If broadcasters thought they were sure to win two federal court cases that have caused them grave concern regarding content exclusivity, they were in for a surprise. Judges in both cases put broadcasters on the defensive last week with two high profile rulings.

Dish’s Auto Hop technology, which allows subscribers to easily skip commercials on the second day after a network program airs, was before a federal judge last week only hours after lawsuits were filed by both the networks and Dish.

In a case filed by Fox, U.S. District Judge Laura T. Swain granted Dish’s request for a temporary restraining order, ruling that Fox, along with NBC and CBS, must show cause why their suits should proceed while Dish’s request for a declaratory judgment that its Auto Hop feature does not violate copyright laws is heard.

Barry Diller is a major investor in Aereo, which does not pay the networks or stations for retransmission, although broadcasters think they should.

The case will resume July 2. Dish’s general counsel, R. Stanton Dodge, said he was pleased that the New York federal court has entered a temporary restraining order against Fox until the court decides whether the suits filed by Fox, CBS and NBC in California should be enjoined in favor of Dish’s suit in New York.
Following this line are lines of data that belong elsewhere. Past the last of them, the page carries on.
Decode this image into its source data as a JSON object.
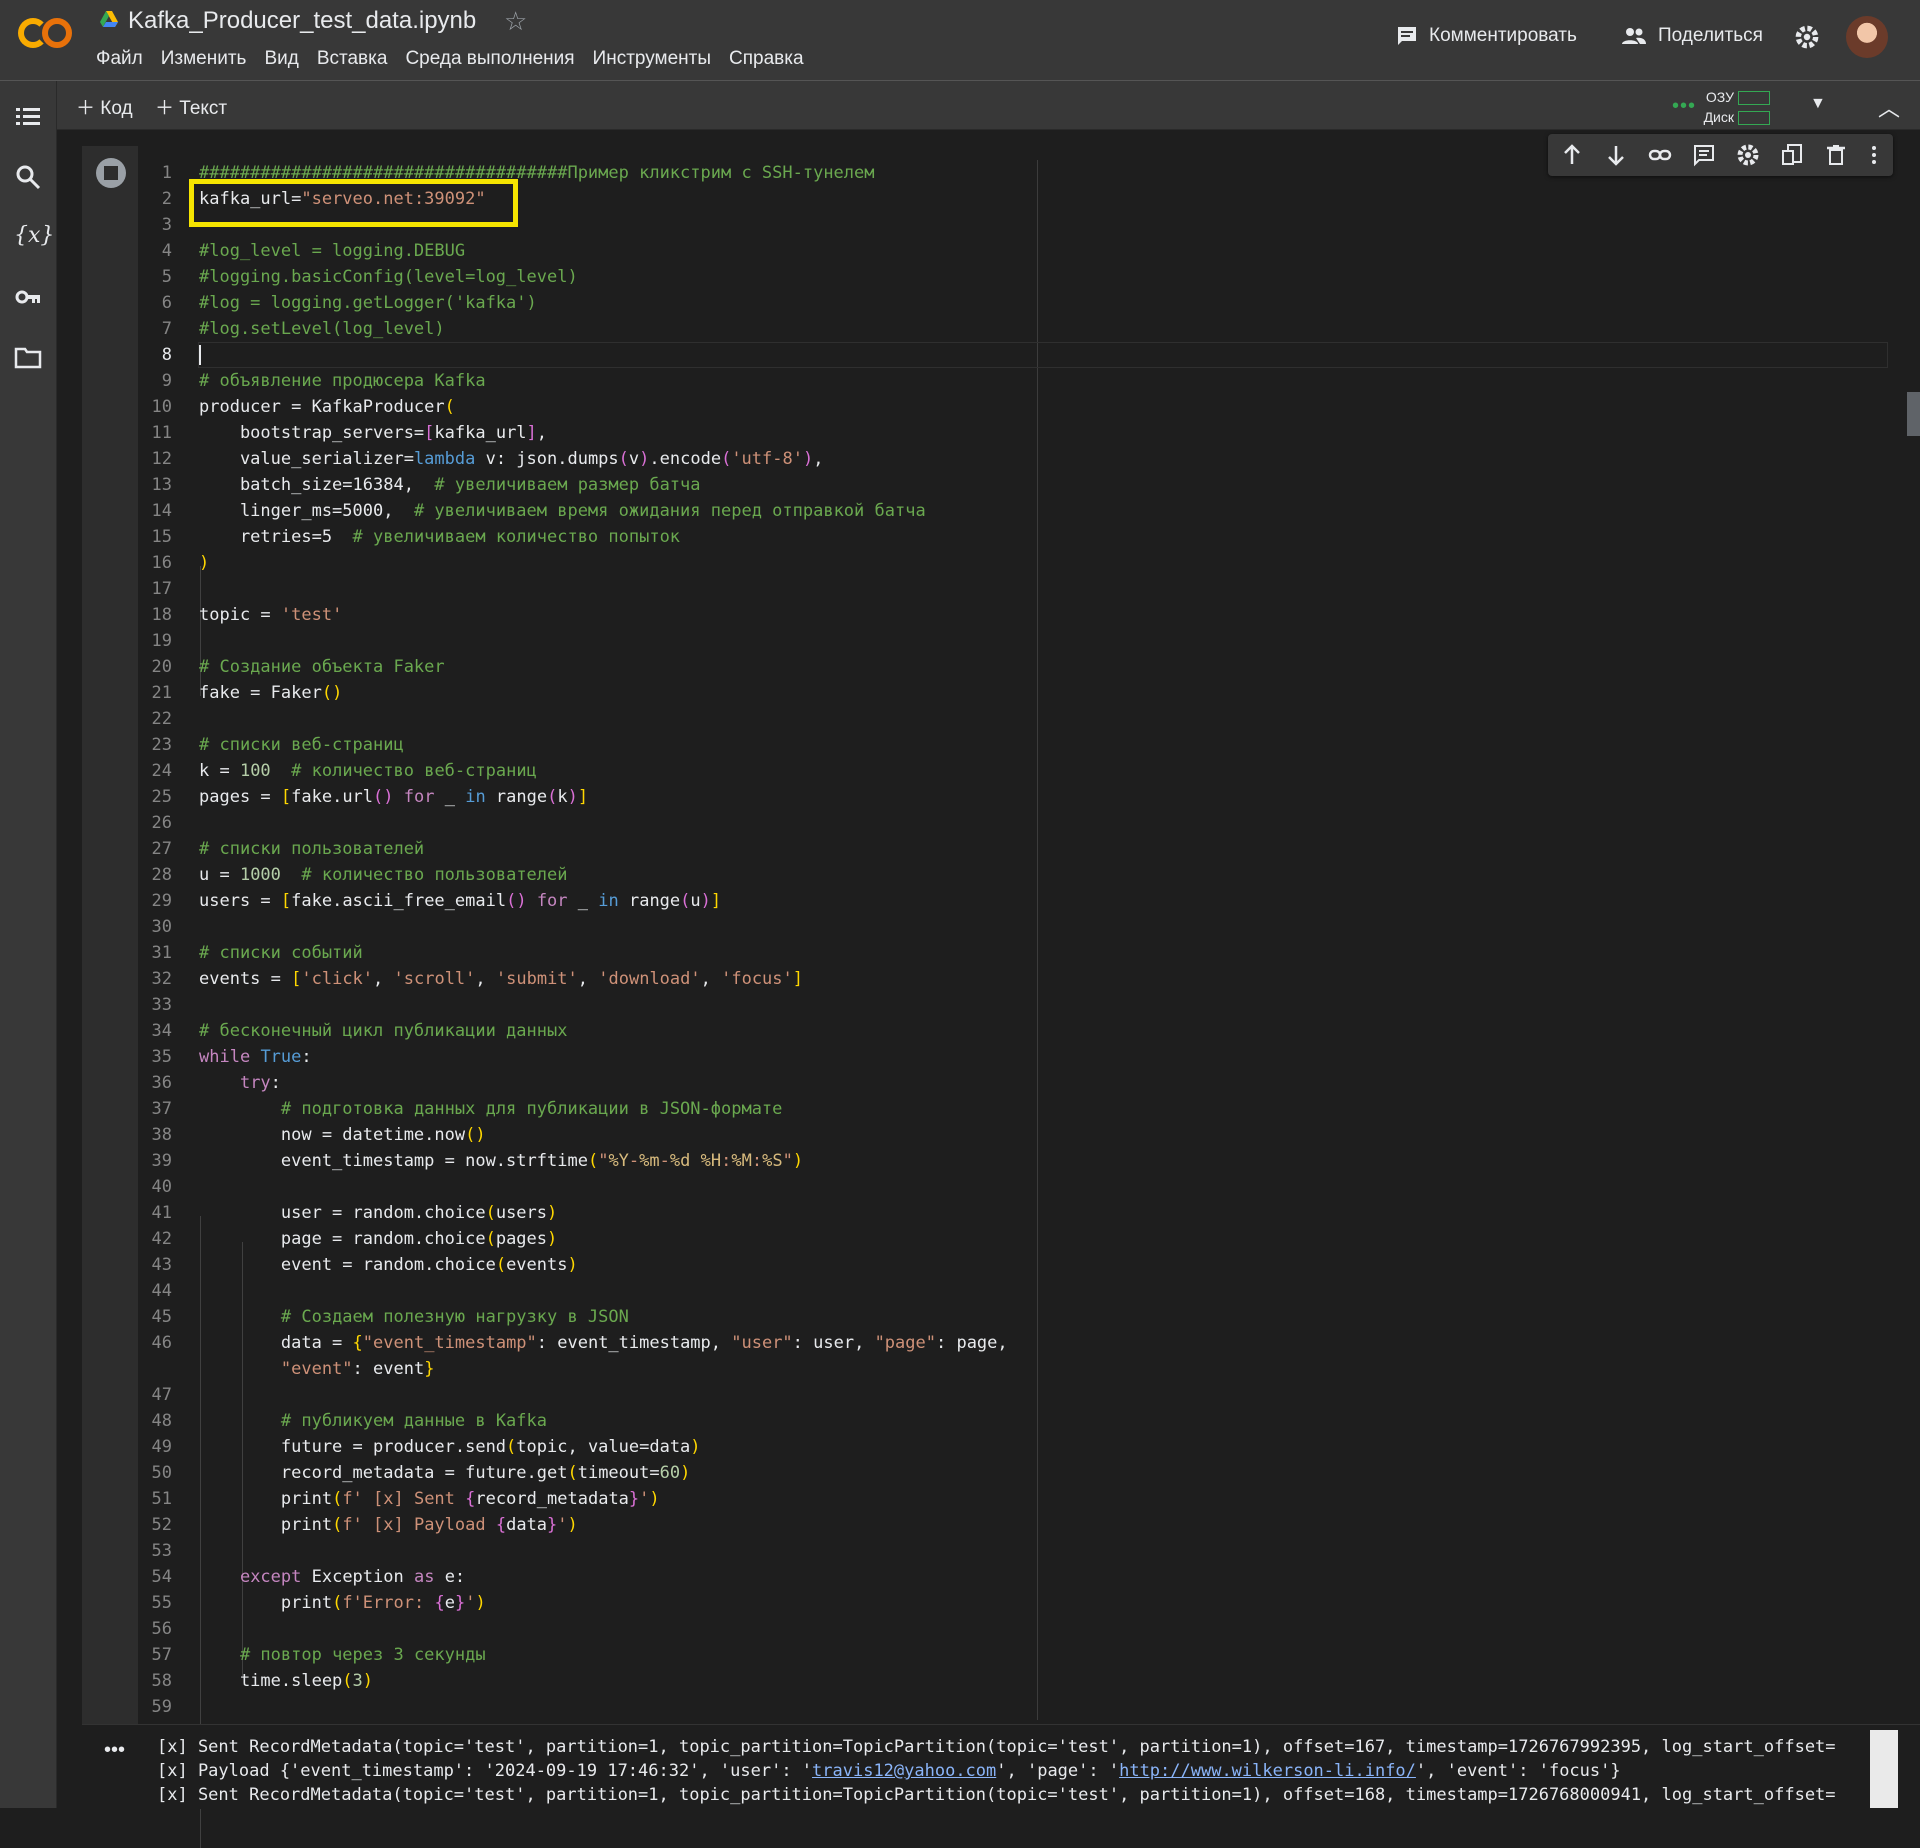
{
  "app": {
    "title": "Kafka_Producer_test_data.ipynb",
    "menu": [
      "Файл",
      "Изменить",
      "Вид",
      "Вставка",
      "Среда выполнения",
      "Инструменты",
      "Справка"
    ],
    "comment_label": "Комментировать",
    "share_label": "Поделиться"
  },
  "toolbar": {
    "code_label": "Код",
    "text_label": "Текст",
    "ram_label": "ОЗУ",
    "disk_label": "Диск"
  },
  "sidebar": {
    "icons": [
      "table-of-contents-icon",
      "search-icon",
      "variables-icon",
      "secrets-key-icon",
      "folder-icon"
    ]
  },
  "code_lines": [
    "####################################Пример кликстрим с SSH-тунелем",
    "kafka_url=\"serveo.net:39092\"",
    "",
    "#log_level = logging.DEBUG",
    "#logging.basicConfig(level=log_level)",
    "#log = logging.getLogger('kafka')",
    "#log.setLevel(log_level)",
    "",
    "# объявление продюсера Kafka",
    "producer = KafkaProducer(",
    "    bootstrap_servers=[kafka_url],",
    "    value_serializer=lambda v: json.dumps(v).encode('utf-8'),",
    "    batch_size=16384,  # увеличиваем размер батча",
    "    linger_ms=5000,  # увеличиваем время ожидания перед отправкой батча",
    "    retries=5  # увеличиваем количество попыток",
    ")",
    "",
    "topic = 'test'",
    "",
    "# Создание объекта Faker",
    "fake = Faker()",
    "",
    "# списки веб-страниц",
    "k = 100  # количество веб-страниц",
    "pages = [fake.url() for _ in range(k)]",
    "",
    "# списки пользователей",
    "u = 1000  # количество пользователей",
    "users = [fake.ascii_free_email() for _ in range(u)]",
    "",
    "# списки событий",
    "events = ['click', 'scroll', 'submit', 'download', 'focus']",
    "",
    "# бесконечный цикл публикации данных",
    "while True:",
    "    try:",
    "        # подготовка данных для публикации в JSON-формате",
    "        now = datetime.now()",
    "        event_timestamp = now.strftime(\"%Y-%m-%d %H:%M:%S\")",
    "",
    "        user = random.choice(users)",
    "        page = random.choice(pages)",
    "        event = random.choice(events)",
    "",
    "        # Создаем полезную нагрузку в JSON",
    "        data = {\"event_timestamp\": event_timestamp, \"user\": user, \"page\": page,",
    "        \"event\": event}",
    "",
    "        # публикуем данные в Kafka",
    "        future = producer.send(topic, value=data)",
    "        record_metadata = future.get(timeout=60)",
    "        print(f' [x] Sent {record_metadata}')",
    "        print(f' [x] Payload {data}')",
    "",
    "    except Exception as e:",
    "        print(f'Error: {e}')",
    "",
    "    # повтор через 3 секунды",
    "    time.sleep(3)",
    ""
  ],
  "output_lines": [
    "[x] Sent RecordMetadata(topic='test', partition=1, topic_partition=TopicPartition(topic='test', partition=1), offset=167, timestamp=1726767992395, log_start_offset=",
    "[x] Payload {'event_timestamp': '2024-09-19 17:46:32', 'user': 'travis12@yahoo.com', 'page': 'http://www.wilkerson-li.info/', 'event': 'focus'}",
    "[x] Sent RecordMetadata(topic='test', partition=1, topic_partition=TopicPartition(topic='test', partition=1), offset=168, timestamp=1726768000941, log_start_offset="
  ],
  "output_parts": {
    "payload_prefix": "[x] Payload {'event_timestamp': '2024-09-19 17:46:32', 'user': '",
    "payload_email": "travis12@yahoo.com",
    "payload_mid": "', 'page': '",
    "payload_url": "http://www.wilkerson-li.info/",
    "payload_suffix": "', 'event': 'focus'}"
  }
}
“Dish looks forward to presenting its case and prevailing on the merits,” Dodge said.

In a countersuit, Dish said it was suing because “the major television networks have threatened it with litigation” intended to stop the use of Auto Hop.

In its lawsuit, Fox said Dish’s “PrimeTime Anytime” service—which includes the Auto Hop feature—is a “bootleg broadcast video-on-demand service” that “makes an unauthorized copy of the entire primetime broadcast for all four major networks every night.”
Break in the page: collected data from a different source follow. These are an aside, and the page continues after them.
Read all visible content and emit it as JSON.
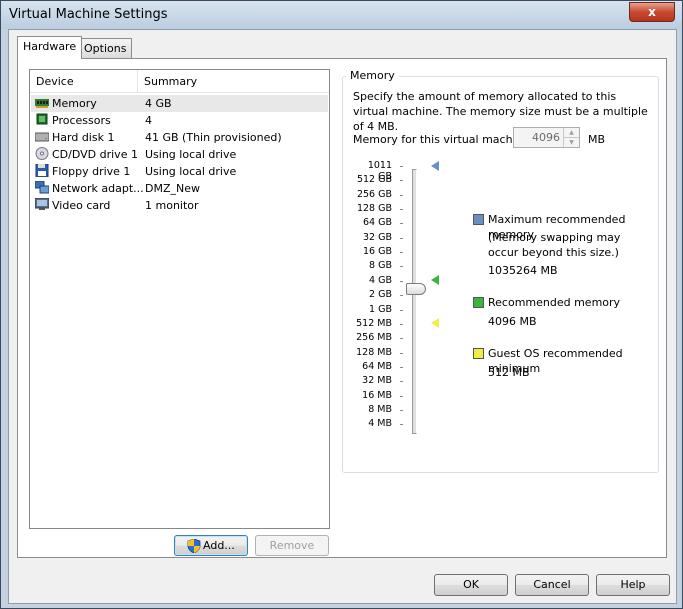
{
  "window": {
    "title": "Virtual Machine Settings",
    "close_glyph": "x"
  },
  "tabs": [
    {
      "label": "Hardware"
    },
    {
      "label": "Options"
    }
  ],
  "device_list": {
    "headers": {
      "device": "Device",
      "summary": "Summary"
    },
    "rows": [
      {
        "device": "Memory",
        "summary": "4 GB",
        "icon": "memory-icon"
      },
      {
        "device": "Processors",
        "summary": "4",
        "icon": "processor-icon"
      },
      {
        "device": "Hard disk 1",
        "summary": "41 GB (Thin provisioned)",
        "icon": "hard-disk-icon"
      },
      {
        "device": "CD/DVD drive 1",
        "summary": "Using local drive",
        "icon": "cd-dvd-icon"
      },
      {
        "device": "Floppy drive 1",
        "summary": "Using local drive",
        "icon": "floppy-icon"
      },
      {
        "device": "Network adapt...",
        "summary": "DMZ_New",
        "icon": "network-adapter-icon"
      },
      {
        "device": "Video card",
        "summary": "1 monitor",
        "icon": "video-card-icon"
      }
    ],
    "selected": "Memory"
  },
  "buttons": {
    "add": "Add...",
    "remove": "Remove",
    "ok": "OK",
    "cancel": "Cancel",
    "help": "Help"
  },
  "memory": {
    "group_label": "Memory",
    "description": "Specify the amount of memory allocated to this virtual machine. The memory size must be a multiple of 4 MB.",
    "field_label": "Memory for this virtual machine:",
    "value": "4096",
    "unit": "MB",
    "scale": [
      "1011 GB",
      "512 GB",
      "256 GB",
      "128 GB",
      "64 GB",
      "32 GB",
      "16 GB",
      "8 GB",
      "4 GB",
      "2 GB",
      "1 GB",
      "512 MB",
      "256 MB",
      "128 MB",
      "64 MB",
      "32 MB",
      "16 MB",
      "8 MB",
      "4 MB"
    ],
    "slider_value": "4 GB",
    "legend": {
      "max": {
        "label": "Maximum recommended memory",
        "note": "(Memory swapping may occur beyond this size.)",
        "value": "1035264 MB",
        "color": "#6b8fc3"
      },
      "recommended": {
        "label": "Recommended memory",
        "value": "4096 MB",
        "color": "#3cb53c"
      },
      "guest_min": {
        "label": "Guest OS recommended minimum",
        "value": "512 MB",
        "color": "#f2ec43"
      }
    }
  }
}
In the separate Aereo case, a hearing was underway last week in New York City to allow another federal judge to grasp the issues.

Aereo, whose major investor includes media mogul Barry Diller, rents users in the New York City area individual, remote-based mini antennas and a DVR to deliver the over-the-air programming to the Internet. Aereo does not pay the networks or stations for retransmission, which has led to the broadcasters suing to stop the new service.

When asked if Aereo is more or less harmful to broadcasters than the advent of standard DVRs, Martin Franks, CBS executive vice president planning for policy and government affairs, told the court, “I just don’t know.”

To succeed in obtaining a preliminary injunction against Aereo, the broadcasters have to show a likelihood of success on the merits of the claims and the prospect of irreparable injury.

The networks have been arguing that if an injunction isn’t granted, it will lead to TV viewers ditching cable and satellite services, an activity known as “cord cutting.” That, of course, would lead to a loss of revenue for the broadcasters.

The judge addressed the broadcasters’ insistence that any customer who cancels his or her cable service to sign up with Aereo is a problem. How does subtracting one subscriber impact advertising?, the judge wanted to know. Franks admitted it would take a substantial number of defections to have a real impact.

The judge took the Aereo case under advisement and will rule soon on the question of a preliminary injunction.